Bowling For Soup: The Best Thing Since Snot Bread
Pop-punk just won’t go away. Masquerading the ups and downs of life in toilet humour, bouncy riffs and silly music videos just seems to be people’s preferred method of handling the everyday atrocities of life. “Sometimes there’s a mood for everything and sometimes you have a bad day,” states BOWLING FOR SOUP guitarist, vocalist, and songwriter Jaret Reddick, “and sometimes a BOWLING FOR SOUP song is exactly what you need to pull you out of that.” The Texan pop punk legends have just released their 11th studio album, Pop Drunk Snot Bread, and in their almost three-decade-long career have sold a magnitude of records, crossed multiple borders, and made many fans across generations, as well as being nominated for a Grammy.
One of the most admirable traits of pop-punk is it’s ability to not take life too seriously. In the self-aware track Greatest Of All Time off the new record, the lyric ‘we drank a beer on every continent but one’ refers to the band having yet to play Antarctica. “Wouldn’t it be funny if it wasn’t Antarctica though? Imagine if it was every continent but America,” laughs Jaret. “METALLICA played Antarctica and I feel like you’ve got to be bigger than METALLICA to make it work. Although, some of the crazy locations we’ve played have been thanks to the military, and I guess as long as you’re on a boat in Antarctica’s waters, it counts. Maybe it will happen, never say never.”

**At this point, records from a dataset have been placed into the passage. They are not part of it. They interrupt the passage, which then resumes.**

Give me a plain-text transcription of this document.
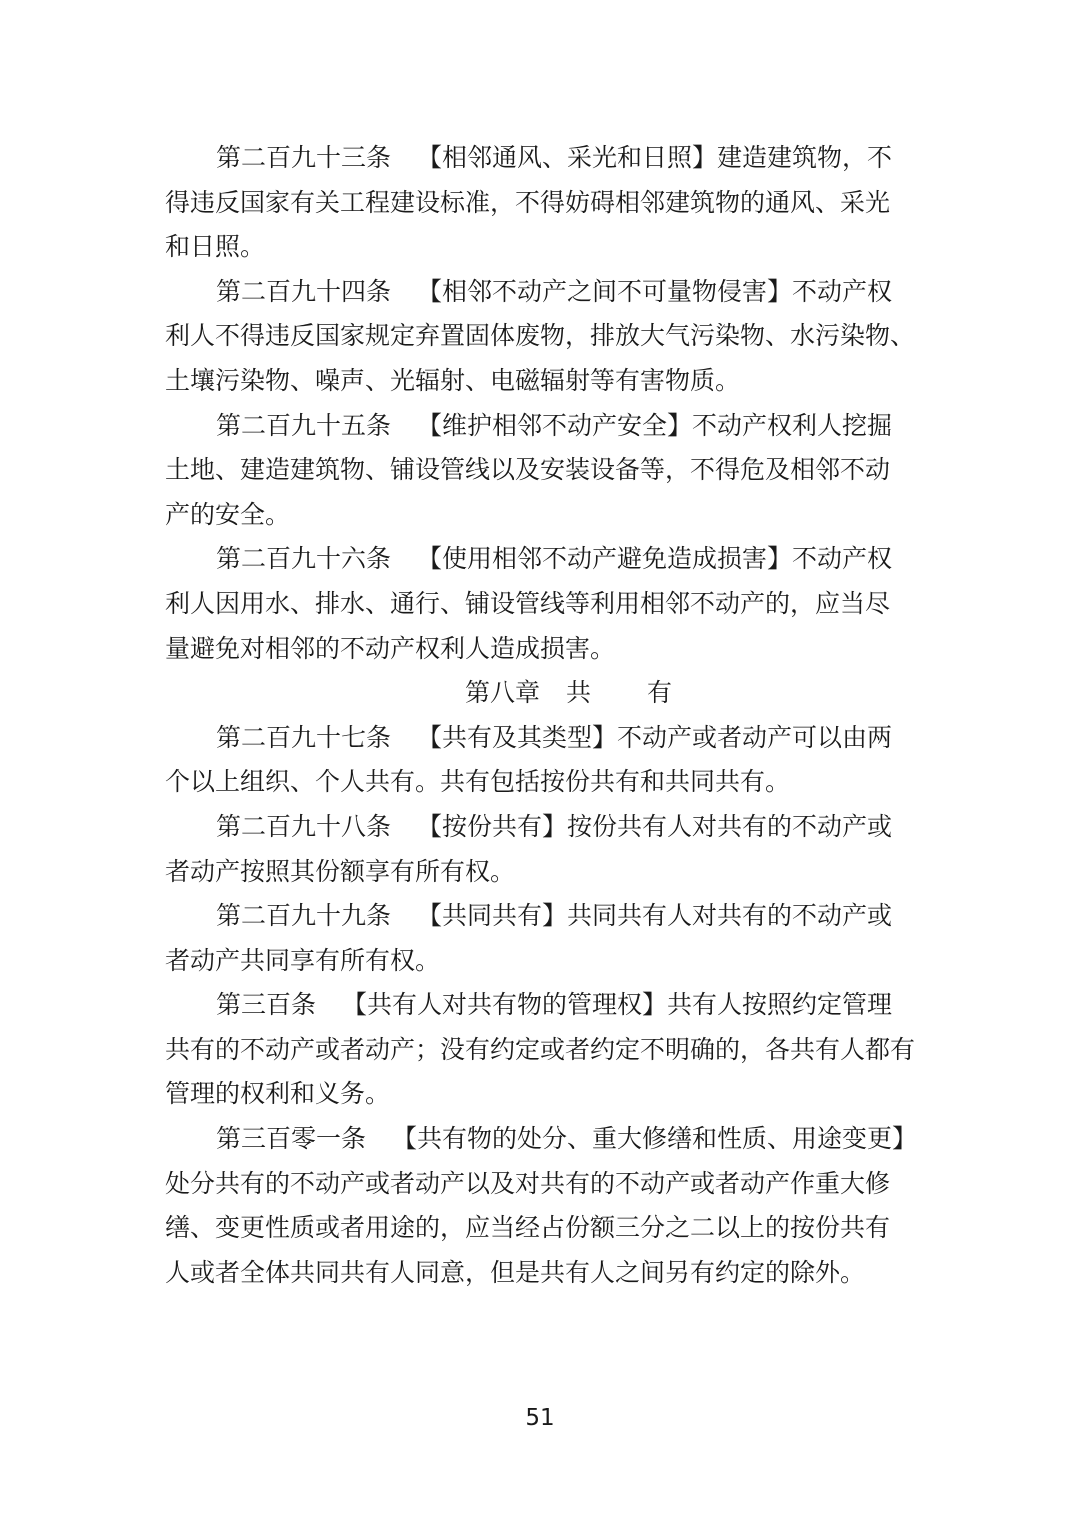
第二百九十三条 【相邻通风、采光和日照】建造建筑物，不
得违反国家有关工程建设标准，不得妨碍相邻建筑物的通风、采光
和日照。

第二百九十四条 【相邻不动产之间不可量物侵害】不动产权
利人不得违反国家规定弃置固体废物，排放大气污染物、水污染物、
土壤污染物、噪声、光辐射、电磁辐射等有害物质。

第二百九十五条 【维护相邻不动产安全】不动产权利人挖掘
土地、建造建筑物、铺设管线以及安装设备等，不得危及相邻不动
产的安全。

第二百九十六条 【使用相邻不动产避免造成损害】不动产权
利人因用水、排水、通行、铺设管线等利用相邻不动产的，应当尽
量避免对相邻的不动产权利人造成损害。

第八章 共 有

第二百九十七条 【共有及其类型】不动产或者动产可以由两
个以上组织、个人共有。共有包括按份共有和共同共有。

第二百九十八条 【按份共有】按份共有人对共有的不动产或
者动产按照其份额享有所有权。

第二百九十九条 【共同共有】共同共有人对共有的不动产或
者动产共同享有所有权。

第三百条 【共有人对共有物的管理权】共有人按照约定管理
共有的不动产或者动产；没有约定或者约定不明确的，各共有人都有
管理的权利和义务。

第三百零一条 【共有物的处分、重大修缮和性质、用途变更】
处分共有的不动产或者动产以及对共有的不动产或者动产作重大修
缮、变更性质或者用途的，应当经占份额三分之二以上的按份共有
人或者全体共同共有人同意，但是共有人之间另有约定的除外。

51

The new record also features two tracks about well known celebrities – actor Brad Pitt and professional wrestler Alexa Bliss. “I’d like to write about THE BEATLES one day,” Jaret admits when asked if he’d had the desire to pen a song about any other famous characters. “I was always a John Lennon guy, but recently I’ve switched to Paul McCartney. I’ve addressed that in a song before, but I’d like to expand on that journey. There’s got to be a song in that somewhere, about moving from one beetle to the next.”
What makes this record different to every other one though, is that BOWLING FOR SOUP have found that sweet spot between fun and seriousness. Where some record’s featured too many heavy subjects that lacked the band’s signature punchlines, tracks like Best We Can and Wouldn’t Change A Thing explore unrealistic relationship expectations and reflects on the way we perceive love and success. “Relationships are hard and I think we put a lot of pressure on ourselves. There’s a lyric in that song, ‘all the aggravation was based on expectations that you and I could never live up to,’ and as long as we’re happy, we’ll make it,” explains Jaret. Hindsight is a wonderful tool, and “it’s unlikely you’ll be with the same person your whole life, and that’s not a bad thing. People change and things get different. In the world that my grandparents grew up in, you got married and you stayed with that person no matter what. But there’s so much unhappiness when you live your life like that. We should always be able to have a restart.”
Being a touring musician, romantic relationships are that little bit harder than most and divorces are a common occurrence. “I had to take a look at my own behaviours and that’s not an easy thing to do. Unfortunately in the world we live in, especially when you’re highly successful, we’re not held accountable for a lot of things. Then one day you just wake up and realise ‘I’m a terrible fucking person.’ The good thing about me and my bandmates is that we stayed away from drugs, one of us would have probably ended up dead otherwise.”
As a proud Texan, one thing Jaret’s first solo country record, Just Woke Up, gave to him that pop punk couldn’t, was to take those more soul-baring and exposed songs and give them a welcoming home. “It’s very important to me that you’re smiling when you’re listening to us. If we do bring you to tears it’s for different reasons other than me telling you about my hardships. With the country record, I get to write about things without that net.” Jaret dived so far into the deep end that he’d ended up writing about things that nobody else knew about him. “The best thing about it was that I couldn’t hide behind being funny like I do with BOWLING FOR SOUP. Whereas on the country album, the first thing I said to myself was, ‘you can’t make this a comedy record, otherwise, you’re just gonna be a novelty.’ It’s basically a 45-minute journal entry for me.”
It’s no secret that the music industry has a problem with tackling mental health struggles. Being active with Foundation 45 and on the board of directors for Punk Rock Saves Lives, Jaret reassures that “I think everybody should go to therapy at some point. 2013 was a motherfucker for me. Anxiety and depression showed their ugly heads, and I had no idea if I was going to get through it. I still go to therapy. I talked to my doctor and it took me over two years to get the medication right. Everybody needs to understand, if you’re reading this, it’s not a magic pill. Sometimes you try something and it works for two weeks, and then it doesn’t. The reason I’m an advocate for it is because I’m on the other side of it. I’m just doing what I can, and most of the time that’s just me just telling my story.”
Pop Drunk Snot Bread is out now via Brando/Que-So Records.